Over the last two weeks Europeans and to a lesser extent the rest of world have discovered a new cause celebtre, Belarus. When protests and demonstrations took over the capital and other Belarusian cities on the evening of election day and the state predictably tried to suffocate them, the harshness of the police produced a backlash effect in the public perception, encouraging the protests and providing them the moral high ground. The violence shocked many.
The pictures of hundreds of thousands of Belarusians demonstrating for “freedom” and “democracy” have been shown and shared innumerable times over the last two weeks and European citizens, most of whom had a very vague notion of what Belarus is like less than a month ago, have largely reacted expressing support and solidarity. The European Union has refused to recognize the results of the elections, on the ground that these was neither “free” nor “fair”. With the anti-government protests gathering momentum, the idea that Lukashenko must have stolen the elections and that these must have been massively falsified cemented itself as a fact into the minds of those tired of the president.
Europeans and Westerners in general are particularly sensitive to this sort of events. It makes them feel good, special and privileged. Germans, Italians, Spanish, French and others instinctively assumed that because Lukashenko has been in power since 1994 and he occasionally may say or do things that do not conform to contemporary Western progressive conventional wisdom, he must by definition be an autocrat that entirely lacks popular legitimacy and is kept in power exclusively by arbitrary will and brutality.

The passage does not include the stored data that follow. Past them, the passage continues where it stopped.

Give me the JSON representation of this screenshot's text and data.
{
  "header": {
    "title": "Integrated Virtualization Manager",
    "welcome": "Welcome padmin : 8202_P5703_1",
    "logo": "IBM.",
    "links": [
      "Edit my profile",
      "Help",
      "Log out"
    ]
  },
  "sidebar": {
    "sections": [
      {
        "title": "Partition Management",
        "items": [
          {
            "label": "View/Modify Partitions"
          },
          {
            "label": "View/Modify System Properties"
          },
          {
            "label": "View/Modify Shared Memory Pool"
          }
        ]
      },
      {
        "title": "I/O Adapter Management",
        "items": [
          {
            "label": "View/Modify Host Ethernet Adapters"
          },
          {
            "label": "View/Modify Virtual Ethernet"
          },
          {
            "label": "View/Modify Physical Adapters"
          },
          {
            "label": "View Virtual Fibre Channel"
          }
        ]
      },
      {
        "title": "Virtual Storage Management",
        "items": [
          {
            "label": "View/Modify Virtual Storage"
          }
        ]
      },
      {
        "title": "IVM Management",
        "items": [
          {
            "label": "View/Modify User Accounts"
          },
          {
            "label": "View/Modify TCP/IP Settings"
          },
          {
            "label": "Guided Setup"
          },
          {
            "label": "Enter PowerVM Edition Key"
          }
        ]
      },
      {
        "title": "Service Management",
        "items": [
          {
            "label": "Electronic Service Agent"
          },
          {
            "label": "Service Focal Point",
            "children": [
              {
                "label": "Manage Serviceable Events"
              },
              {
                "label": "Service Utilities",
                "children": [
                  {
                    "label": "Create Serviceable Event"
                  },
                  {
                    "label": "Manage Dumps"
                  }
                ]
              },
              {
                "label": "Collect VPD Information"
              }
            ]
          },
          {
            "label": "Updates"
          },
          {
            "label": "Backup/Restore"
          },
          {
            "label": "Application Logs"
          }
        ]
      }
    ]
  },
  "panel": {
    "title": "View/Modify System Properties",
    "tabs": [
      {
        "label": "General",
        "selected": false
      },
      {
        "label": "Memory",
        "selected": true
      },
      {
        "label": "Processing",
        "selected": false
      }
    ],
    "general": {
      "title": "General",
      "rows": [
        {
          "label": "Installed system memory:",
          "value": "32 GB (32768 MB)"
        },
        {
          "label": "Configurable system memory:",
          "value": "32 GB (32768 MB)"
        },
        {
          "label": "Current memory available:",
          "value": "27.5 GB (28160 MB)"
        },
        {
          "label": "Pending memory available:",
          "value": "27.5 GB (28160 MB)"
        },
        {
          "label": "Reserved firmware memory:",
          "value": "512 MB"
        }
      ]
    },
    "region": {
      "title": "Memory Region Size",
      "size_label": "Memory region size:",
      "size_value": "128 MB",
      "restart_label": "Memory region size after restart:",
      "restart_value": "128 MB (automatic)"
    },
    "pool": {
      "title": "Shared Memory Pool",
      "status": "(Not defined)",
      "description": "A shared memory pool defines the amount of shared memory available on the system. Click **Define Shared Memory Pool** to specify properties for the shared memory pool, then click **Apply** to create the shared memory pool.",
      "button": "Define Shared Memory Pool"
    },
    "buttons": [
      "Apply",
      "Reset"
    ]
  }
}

Westerners were induced to see this as a struggle of the entirety of the Belarusian people against Lukashenko. Last Sunday, Belarus witnessed what has been called the largest demonstration in its history, with between 200,000 and 300,000 people gathering on a sunny day in central Minsk in support of the opposition. Incidentally, by the official counts Svetlana Tikhanovskaya, Lukashenko’s rival, received around half a million votes, or 10% of the total.
In the aftermath of the election, the opposition claimed Tikhanovskaya had received 80% of the votes, more or less the same percentage as Lukashenko obtained according to the official data. “Golos”, a volunteer organization supportive of the opposition and supported by the opposition, obtained access to the protocols of 1310 polling stations out of total of 5767. The report focuses on the votes that Svetlana Tikhanovskaya in reality received, but it contains also another important bit of information that has so far eluded public perception.
According to the protocols, Tikhanovskya gathered here 471,709 votes, that is around 81% of the votes she officially received. This suggests there must be something wrong with the official electoral counts. According to the same protocols, however, Lukashenko obtained 1,157,792 votes, that is 61.7%. Not quite the 80.1% that was given to him by the electoral commission, but still a strong result that would win him the presidency after the first round – a figure that would be the envy of many Western politicians.
Not that it matters much now. The perception that Lukashenko stole the election has been transformed into an established fact. But next time someone tells you of the Belarusian revolution as a battle of the whole of the Belarusian people for “freedom” an “democracy” against an evil and isolated dictator, try to mention this. Their pictures do not look so good and romantic as those of a people in revolt and are not likely to be shown every hour, but there is a silent majority in Belarus that still appears to be behind Lukashenko.
Stepan Antonov
Stepan Antonov is a freelance journalist. He is the author of “Battle for Ukraine: Ukraine between Russia and the West”.